AAC’s public safety announcement states that, on the launch day, Pasagshak Road will be closed three hours before the launch at Mile 13 (at the PSCA entrance gate) “to ensure public safety.” Once this road block goes into effect, the PSCA entrance will be the farthest point on Pasagshak Road to which the public is allowed to travel until launch operations are complete and the area is declared safe.

“So the closure time is about 9 o'clock in the morning until about 4:30 in the afternoon,” said Campbell.

PSCA has a number of informational notifications planned to let residents know when when roadblocks have been lifted and when normal traffic can resume. The firm will notify the public through local radio stations as well as via a message board located out in Bells Flats to inform drivers heading in the direction of PSCA.

Residents can also visit the “launch” page on AAC’s website (akaerospace.com/launch-page), which now features three different icons representing airways, roadways, and waterways. These icons will be lit up in red when closures are taking place and green when the normal traffic has resumed.

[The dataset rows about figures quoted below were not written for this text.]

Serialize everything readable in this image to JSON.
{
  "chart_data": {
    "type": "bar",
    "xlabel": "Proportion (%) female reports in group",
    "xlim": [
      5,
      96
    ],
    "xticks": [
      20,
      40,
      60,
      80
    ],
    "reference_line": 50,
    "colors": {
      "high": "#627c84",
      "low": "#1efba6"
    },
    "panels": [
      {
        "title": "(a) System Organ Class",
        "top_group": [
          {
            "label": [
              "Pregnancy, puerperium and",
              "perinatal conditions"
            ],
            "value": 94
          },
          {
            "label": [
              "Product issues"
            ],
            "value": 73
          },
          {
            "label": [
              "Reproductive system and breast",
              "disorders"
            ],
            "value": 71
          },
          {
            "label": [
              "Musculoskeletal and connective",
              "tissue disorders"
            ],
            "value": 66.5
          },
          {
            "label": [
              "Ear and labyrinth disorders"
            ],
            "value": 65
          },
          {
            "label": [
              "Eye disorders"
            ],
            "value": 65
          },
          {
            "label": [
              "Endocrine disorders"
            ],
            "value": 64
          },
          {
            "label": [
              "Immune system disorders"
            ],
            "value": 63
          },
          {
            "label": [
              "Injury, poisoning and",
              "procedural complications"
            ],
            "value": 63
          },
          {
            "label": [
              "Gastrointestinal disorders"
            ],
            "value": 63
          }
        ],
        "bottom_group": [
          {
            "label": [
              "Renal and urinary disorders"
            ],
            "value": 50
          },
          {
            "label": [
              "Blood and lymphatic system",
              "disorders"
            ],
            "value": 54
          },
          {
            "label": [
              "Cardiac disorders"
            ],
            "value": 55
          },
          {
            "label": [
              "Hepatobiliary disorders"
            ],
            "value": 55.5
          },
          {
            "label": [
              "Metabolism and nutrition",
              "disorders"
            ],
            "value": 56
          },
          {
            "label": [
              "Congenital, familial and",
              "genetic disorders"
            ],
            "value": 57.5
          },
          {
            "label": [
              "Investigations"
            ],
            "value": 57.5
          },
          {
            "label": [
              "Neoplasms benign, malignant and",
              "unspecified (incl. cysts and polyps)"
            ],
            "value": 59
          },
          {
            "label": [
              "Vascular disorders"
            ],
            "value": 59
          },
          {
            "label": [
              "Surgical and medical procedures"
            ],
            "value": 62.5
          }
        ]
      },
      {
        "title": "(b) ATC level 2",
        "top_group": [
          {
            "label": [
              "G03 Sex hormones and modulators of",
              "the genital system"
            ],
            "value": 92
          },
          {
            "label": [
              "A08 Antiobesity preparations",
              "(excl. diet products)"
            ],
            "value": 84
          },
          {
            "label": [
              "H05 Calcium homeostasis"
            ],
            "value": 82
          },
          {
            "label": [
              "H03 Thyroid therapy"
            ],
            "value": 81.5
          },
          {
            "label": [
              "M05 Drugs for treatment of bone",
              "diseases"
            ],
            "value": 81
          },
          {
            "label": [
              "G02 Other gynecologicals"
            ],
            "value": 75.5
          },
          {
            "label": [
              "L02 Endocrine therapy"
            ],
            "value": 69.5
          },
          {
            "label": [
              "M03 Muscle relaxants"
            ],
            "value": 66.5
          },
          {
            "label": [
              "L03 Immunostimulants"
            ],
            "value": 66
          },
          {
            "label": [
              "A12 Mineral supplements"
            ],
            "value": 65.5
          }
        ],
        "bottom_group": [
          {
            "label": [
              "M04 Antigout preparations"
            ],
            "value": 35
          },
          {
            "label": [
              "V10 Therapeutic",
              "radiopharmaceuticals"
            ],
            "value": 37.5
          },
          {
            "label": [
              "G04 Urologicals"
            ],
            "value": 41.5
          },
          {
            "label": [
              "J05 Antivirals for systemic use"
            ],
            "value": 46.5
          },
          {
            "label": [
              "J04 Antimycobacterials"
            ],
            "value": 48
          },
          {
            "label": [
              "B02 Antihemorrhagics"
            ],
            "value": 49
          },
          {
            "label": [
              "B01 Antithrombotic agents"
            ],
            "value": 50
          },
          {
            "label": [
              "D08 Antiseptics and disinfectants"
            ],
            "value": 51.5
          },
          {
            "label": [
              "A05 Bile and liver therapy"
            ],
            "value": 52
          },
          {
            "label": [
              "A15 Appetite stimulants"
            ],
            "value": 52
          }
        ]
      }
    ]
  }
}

According to Campbell, the current forecast indicates that weather conditions on Oct. 12 may not be ideal for a launch. AAC will do a refined weather forecast Wednesday and begin planning from there.

Maps provided by the DHS show an “area of caution,” that stretches south-southwest from Kodiak. During launch operations, it is advised that mariners and aircraft do not enter this zone. Campbell explained that this is due to a number of reasons, including that the rocket is “multi-staged,” meaning it has different parts that have individual propellants. One or more stages of the rocket will be jettisoned off the main vehicle during launch.

“The other thing is if something does go wrong and we have to destroy the rocket ... that’s the debris field,” said Campbell. “You’re restricted from that area during hours of operation.”

While some industry sources (including the website spacelaunchschedule.com) stated that Vector is scheduled to launch it’s Vector-R rocket, Campbell verified that this has been postponed.

“Vector had wanted to launch in October, but they rescheduled for later this year,” he said. “Vector don’t have a rocket up her right now.”

Campbell said that Vector’s launch is due to happen before the end of the year, but as of yet there is no confirmed date.

“That’s it for the rest of this year, as far as we know,” he said.